EARLY CHALLENGES: Tampa Bay coach Jon Gruden insists there is more to a rookie's transition to the NFL than learning his new team's plays.
''Forget about learning your new offense,'' Gruden said, referring to top draft pick Carnell Williams, the Cadillac running back from Auburn. ''How about learning the opponent's defense and the nature of blitzes? The specialization of pro football nowadays is just incredible. You've got to familiarize yourself with not only what the protection is, but what your assignment is against a blitz of this nature. The audibles, the changes of strategy during the game.
''All those things will impact him and we're going to try to put him in as many tough situations as we can to get him game ready.''
Despite all those challenges and barring a long holdout or injuries look for Williams to be a starter for the Buccaneers' opener at Minnesota. Also look for him to be a focal point of the offense.
''That's one thing that we did notice about him at the Senior Bowl,'' Gruden said. ''He's a quick study. You show it to him once or twice and for the most part he has it. That's how a lot of the great players are.''
BIG VOID: There's a little more room and a lot less noise in the Bills' defensive huddle after hulking tackle Pat Williams' free-agent departure.
''We were joking about it, the huddle was much quieter,'' linebacker Takeo Spikes said. ''Pat always brought this sense of personality to the huddle. But he's gone.''
Williams was a four-year starter with Buffalo, then signed with Minnesota in March.
As much as Spikes will miss the outgoing run-stuffing tackle, he's confident backup Ron Edwards is ready to step in.
''This is something he's been waiting on ever since last year,'' Spikes said. ''I know at times last year he was frustrated because he didn't play as much. ... And I told him, 'It's yours now. What are you going to do with it full time?' So he's accepting the challenge.''
Edwards is a four-year veteran who had one start in 16 appearances and was credited with 15 tackles and four sacks last season.
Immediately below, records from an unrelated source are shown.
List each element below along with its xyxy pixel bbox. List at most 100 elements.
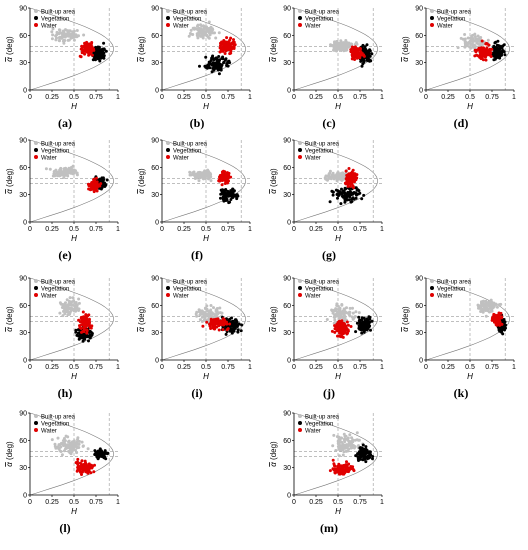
data-point bbox=[208, 33, 212, 37]
legend-label: Vegetation bbox=[173, 16, 201, 22]
data-point bbox=[102, 41, 106, 45]
data-point bbox=[350, 53, 354, 57]
data-point bbox=[219, 68, 223, 72]
data-point bbox=[348, 433, 352, 437]
data-point bbox=[484, 58, 488, 62]
data-point bbox=[361, 324, 365, 328]
data-point bbox=[224, 188, 228, 191]
data-point bbox=[216, 62, 220, 66]
x-tick-label: 0.75 bbox=[89, 499, 103, 506]
data-point bbox=[234, 318, 238, 322]
data-point bbox=[226, 40, 230, 44]
data-point bbox=[71, 30, 75, 34]
data-point bbox=[342, 315, 346, 319]
data-point bbox=[357, 444, 360, 448]
series-built-up-area bbox=[325, 302, 361, 330]
data-point bbox=[104, 49, 108, 53]
data-point bbox=[355, 321, 359, 325]
data-point bbox=[494, 315, 498, 319]
panel-label: (i) bbox=[191, 386, 203, 400]
data-point bbox=[345, 311, 349, 315]
data-point bbox=[335, 304, 339, 307]
scatter-plot: 0 0.25 0.5 0.75 1 0 30 60 90 Hα (deg) Built-up are… bbox=[269, 411, 384, 517]
data-point bbox=[59, 166, 63, 170]
legend-label: Built-up area bbox=[41, 414, 76, 420]
data-point bbox=[221, 173, 225, 177]
data-point bbox=[214, 36, 218, 40]
data-point bbox=[68, 451, 72, 455]
data-point bbox=[368, 59, 371, 63]
data-point bbox=[92, 51, 96, 55]
data-point bbox=[220, 183, 224, 187]
data-point bbox=[334, 314, 338, 317]
panel-label: (c) bbox=[322, 116, 336, 130]
data-point bbox=[202, 25, 206, 28]
data-point bbox=[236, 323, 240, 327]
x-tick-label: 1 bbox=[248, 364, 252, 371]
data-point bbox=[95, 176, 98, 180]
data-point bbox=[81, 310, 85, 314]
data-point bbox=[211, 28, 215, 32]
data-point bbox=[338, 472, 341, 476]
data-point bbox=[44, 167, 48, 171]
data-point bbox=[350, 57, 354, 61]
y-tick-label: 60 bbox=[151, 303, 159, 310]
data-point bbox=[74, 442, 78, 445]
data-point bbox=[359, 446, 363, 450]
legend-marker bbox=[166, 141, 170, 145]
data-point bbox=[489, 55, 493, 58]
panel-label: (m) bbox=[320, 521, 338, 535]
data-point bbox=[487, 307, 491, 311]
data-point bbox=[351, 465, 355, 469]
data-point bbox=[468, 45, 472, 49]
data-point bbox=[82, 334, 86, 338]
data-point bbox=[88, 330, 92, 334]
feasible-region-curve bbox=[293, 277, 378, 361]
legend-label: Built-up area bbox=[41, 141, 76, 147]
data-point bbox=[79, 47, 83, 51]
legend-label: Water bbox=[41, 23, 57, 29]
data-point bbox=[370, 52, 374, 56]
data-point bbox=[484, 309, 488, 312]
data-point bbox=[78, 54, 82, 58]
data-point bbox=[365, 43, 369, 47]
series-built-up-area bbox=[50, 434, 90, 457]
data-point bbox=[75, 29, 79, 32]
legend-marker bbox=[34, 23, 38, 27]
y-tick-label: 0 bbox=[287, 88, 291, 95]
data-point bbox=[456, 46, 460, 50]
feasible-region-curve bbox=[293, 412, 378, 496]
data-point bbox=[219, 47, 223, 51]
data-point bbox=[334, 326, 338, 329]
data-point bbox=[371, 455, 375, 458]
data-point bbox=[102, 456, 106, 460]
data-point bbox=[81, 470, 84, 474]
data-point bbox=[362, 455, 366, 459]
data-point bbox=[216, 68, 220, 72]
data-point bbox=[230, 324, 234, 327]
x-tick-label: 0.5 bbox=[333, 94, 343, 101]
scatter-plot: 0 0.25 0.5 0.75 1 0 30 60 90 Hα (deg) Built-up are… bbox=[269, 6, 384, 112]
x-axis-label: H bbox=[467, 372, 473, 381]
data-point bbox=[365, 317, 369, 321]
data-point bbox=[325, 318, 329, 321]
y-tick-label: 90 bbox=[19, 138, 27, 145]
data-point bbox=[344, 193, 348, 197]
data-point bbox=[364, 49, 367, 52]
x-tick-label: 0.25 bbox=[441, 94, 455, 101]
x-tick-label: 0.75 bbox=[353, 364, 367, 371]
data-point bbox=[364, 445, 368, 449]
y-tick-label: 60 bbox=[151, 165, 159, 172]
data-point bbox=[351, 311, 355, 315]
legend-marker bbox=[34, 414, 38, 418]
data-point bbox=[85, 328, 89, 332]
data-point bbox=[228, 322, 232, 326]
data-point bbox=[221, 43, 225, 46]
data-point bbox=[87, 53, 91, 57]
data-point bbox=[80, 459, 84, 463]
Edwards started 16 games in 2002 before losing his job when the team signed free agent Sam Adams.
The Bills are also high on 2004 third-round pick Tim Anderson, who dressed for only four games last season.
SCHEDULE NOTABLES: Some of the more interesting aspects of the 2005 NFL schedule:
The Giants open at home to Arizona, against last year's starting quarterback, Kurt Warner. They finish Dec. 31 at Oakland and their previous starter, Kerry Collins.
Arizona would have had three straight games in Sun Devil Stadium Oct. 2 vs. San Francisco, Oct. 9 against Carolina and Oct. 23 vs. Tennessee, with a bye in between. But the ''home'' game with the 49ers will be played in Mexico City.
For a team that finished 5-11 in 2004, the Raiders sure make a lot of prime-time appearances. They open the season at New England in the NFL's Thursday night kickoff, then play on Sunday night at home against Kansas City, have another Sunday nighter in San Diego on Dec. 4, then finish the schedule hosting the Giants on New Year's Eve.
The Super Bowl champion Patriots also have four prime-time games, as do the NFC champion Eagles.